# LWJGL - Bild rendern



## lumo (15. Sep 2010)

Hallo,

ich möchte gerade in meiner freizeit ein spiel entwickeln (ganz was simples  )
(ich hab bis jetzt mit opengl nur einen 3d modell loader programmiert in c)

nun will ich das spiel aber in java programmieren (ev. später noch in c umsetzen)

was ich in meinem spiel benötige ist:
ich muss ein bild laden und in echtzeit bearbeiten können (pixel für pixel)
habe das jetzt einmal versucht als vertex array zu lösen, allerdings werden die punkte nicht schön, ohne artefakte dazwischen gerendert. (in form von linien)

nun hab ich versucht aus einigen tutorials mir informationen zusammenzutragen, wie ich das lösen kann.

ein ansatz war render to texture, allerdings hab ich es nicht hinbekommen eine textur zu laden...
ich bin beim FrameBufferObject erstellen schon gescheitert...

hab meinen algorithmus, der das bild verändert schon in labels getestet (liegt also nicht am verarbeiten der daten sondern am richtigen drehen an LWJGL)

wenn jemand mir ein einfaches beispiel zur verfügung stellen könnte wäre ich heilfroh! (oder ein link zu einem KLEINEN programm das ein bild lädt und das im speicher verändert wird und dann neu gerendert wird...)

DANKE schon mal im voraus

EDIT: würdet ihr mir eher zu JOGL2 raten? (das ist nur mal ne frage nebenbei )


----------



## Empire Phoenix (15. Sep 2010)

Für ein spiel würde ich zu eienr engine raten, jmonkey, jcpirgetwas oder andor3d oder so spaart dir ne ganze menge kram


----------



## Marco13 (15. Sep 2010)

Hm. Für ein "simples" Spiel, wo es (der beschreibung nach) in erster Linie darum geht, ein Bild darzustellen, wäre JME vielleicht gar nicht mal so geeignet wie z.B. ein "einfaches" glDrawPixels in LWJGL. Falls das nicht irgendjemand anderes für mich erledigt (zwinker, zwinker) kann ich morgen mal versuchen, ein KSKB dazu zu basteln.


----------



## lumo (15. Sep 2010)

eine engine brauch ich gar nicht. Denn es werden nur bilder angezeigt und einfache mausklicks ausgeführt. (ich muss nur die position des mausklicks rausfinden - aber das versuche ich, wenn das problem des bildes gelöst ist )


----------



## Empire Phoenix (16. Sep 2010)

Bleibt die frage wozu dann lwjgl? würde auch alles mit swing gehen und is einfacherer damit. (Ausserdem ist es dann pure java und ohne weitere abhängigkeiten)


----------



## lumo (16. Sep 2010)

ganz einfach,
wenn ichs dann in c umsetzen will muss ich mir nicht wieder nen kopf machen, wie ich 2d/3d-graphiken implementiere 

opengl ist auch plattformunabhängig... (die anwendung muss halt neu compiliert werden)
läuft aber dann auch auf smartphones OHNE java (iPhone)
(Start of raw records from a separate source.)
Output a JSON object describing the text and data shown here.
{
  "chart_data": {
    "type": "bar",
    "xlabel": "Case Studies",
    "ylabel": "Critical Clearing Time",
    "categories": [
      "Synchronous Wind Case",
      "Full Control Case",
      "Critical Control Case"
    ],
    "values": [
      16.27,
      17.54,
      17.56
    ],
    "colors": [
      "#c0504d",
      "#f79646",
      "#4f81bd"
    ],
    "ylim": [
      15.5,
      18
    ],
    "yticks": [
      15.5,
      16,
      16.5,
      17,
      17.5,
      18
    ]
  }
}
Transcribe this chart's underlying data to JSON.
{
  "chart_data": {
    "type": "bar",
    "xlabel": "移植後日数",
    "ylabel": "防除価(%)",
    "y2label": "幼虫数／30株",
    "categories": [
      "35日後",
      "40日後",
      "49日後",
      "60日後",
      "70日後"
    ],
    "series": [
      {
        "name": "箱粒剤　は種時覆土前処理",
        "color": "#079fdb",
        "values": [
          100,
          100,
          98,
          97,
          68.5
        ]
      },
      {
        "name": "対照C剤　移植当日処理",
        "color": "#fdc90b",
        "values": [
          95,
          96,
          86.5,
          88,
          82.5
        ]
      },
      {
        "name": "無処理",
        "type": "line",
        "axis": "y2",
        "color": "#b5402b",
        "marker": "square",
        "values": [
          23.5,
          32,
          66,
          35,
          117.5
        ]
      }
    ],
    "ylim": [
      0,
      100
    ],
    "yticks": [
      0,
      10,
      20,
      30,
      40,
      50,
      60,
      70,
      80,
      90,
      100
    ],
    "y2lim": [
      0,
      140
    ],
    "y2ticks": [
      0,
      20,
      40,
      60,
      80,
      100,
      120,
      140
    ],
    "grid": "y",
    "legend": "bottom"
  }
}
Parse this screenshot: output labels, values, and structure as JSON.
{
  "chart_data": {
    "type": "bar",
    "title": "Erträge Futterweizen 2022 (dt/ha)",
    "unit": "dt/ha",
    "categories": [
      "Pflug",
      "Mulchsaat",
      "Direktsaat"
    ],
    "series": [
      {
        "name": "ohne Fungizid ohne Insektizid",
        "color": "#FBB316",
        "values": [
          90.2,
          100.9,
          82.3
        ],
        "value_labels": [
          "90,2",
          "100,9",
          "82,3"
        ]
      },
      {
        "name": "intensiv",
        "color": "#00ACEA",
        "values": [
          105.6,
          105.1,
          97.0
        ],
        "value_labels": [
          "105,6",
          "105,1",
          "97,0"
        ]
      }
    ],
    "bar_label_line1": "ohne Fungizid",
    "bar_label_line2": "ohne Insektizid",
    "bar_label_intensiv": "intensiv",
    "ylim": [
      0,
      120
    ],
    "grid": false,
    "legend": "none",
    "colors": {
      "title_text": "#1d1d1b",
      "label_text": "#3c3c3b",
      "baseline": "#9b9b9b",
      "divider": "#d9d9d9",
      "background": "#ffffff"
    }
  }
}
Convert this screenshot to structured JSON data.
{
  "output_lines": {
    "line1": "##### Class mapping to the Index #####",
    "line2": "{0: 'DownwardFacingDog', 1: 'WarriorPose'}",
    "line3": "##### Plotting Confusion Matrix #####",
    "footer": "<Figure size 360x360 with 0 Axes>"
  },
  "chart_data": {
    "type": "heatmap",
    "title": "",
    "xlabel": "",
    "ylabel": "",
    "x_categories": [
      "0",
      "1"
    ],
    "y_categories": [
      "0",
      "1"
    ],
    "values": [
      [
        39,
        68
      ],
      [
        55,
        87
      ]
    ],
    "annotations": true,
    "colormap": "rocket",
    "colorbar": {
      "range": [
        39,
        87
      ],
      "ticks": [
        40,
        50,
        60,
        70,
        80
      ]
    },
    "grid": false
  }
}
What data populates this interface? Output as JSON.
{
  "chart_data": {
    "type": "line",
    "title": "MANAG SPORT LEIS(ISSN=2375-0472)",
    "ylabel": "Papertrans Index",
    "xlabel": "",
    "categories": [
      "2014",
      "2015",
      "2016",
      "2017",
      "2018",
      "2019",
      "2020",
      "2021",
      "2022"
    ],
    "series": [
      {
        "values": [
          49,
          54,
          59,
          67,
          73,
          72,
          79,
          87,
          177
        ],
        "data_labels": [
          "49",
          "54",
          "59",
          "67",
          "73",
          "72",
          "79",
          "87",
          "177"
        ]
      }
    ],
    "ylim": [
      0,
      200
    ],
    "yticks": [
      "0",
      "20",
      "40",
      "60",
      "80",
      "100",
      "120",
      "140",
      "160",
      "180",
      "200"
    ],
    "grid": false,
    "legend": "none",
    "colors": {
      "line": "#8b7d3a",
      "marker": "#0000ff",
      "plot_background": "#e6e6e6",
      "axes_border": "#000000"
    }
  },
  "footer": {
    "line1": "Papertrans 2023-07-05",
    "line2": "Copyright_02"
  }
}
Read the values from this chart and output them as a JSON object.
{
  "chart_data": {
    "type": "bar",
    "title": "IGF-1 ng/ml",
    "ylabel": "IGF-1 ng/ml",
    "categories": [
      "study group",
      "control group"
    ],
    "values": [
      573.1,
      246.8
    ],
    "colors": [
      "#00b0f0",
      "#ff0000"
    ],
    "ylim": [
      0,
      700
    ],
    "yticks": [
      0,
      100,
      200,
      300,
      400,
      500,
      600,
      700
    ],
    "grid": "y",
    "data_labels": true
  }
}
@Marco13 ein KSKB wäre natürlich super! :toll:


----------



## Marco13 (16. Sep 2010)

Du kannst dir das Beispiel auf

http://www.too-late.de/lwjgl-2d.zip

runterladen.

:joke:

Schon gut, hier ist es: Läd ein Bild "image.jpg", zeigt es an und bewegt es ein bißchen rum. Aber es stimmt schon: Es könnte sogar sein, dass das allein mit reinem Swing schneller ist - Swing verwendet nämlich intern _auch_ OpenGL, und bei LWJGL muss man das erst in einen direct buffer kopieren und so... Ein BufferedImage, das einen direct buffer im Hintergrund hat, hatte ich zwar auch mal gebastelt, aber das ist (noch) nicht veröffentlichbar.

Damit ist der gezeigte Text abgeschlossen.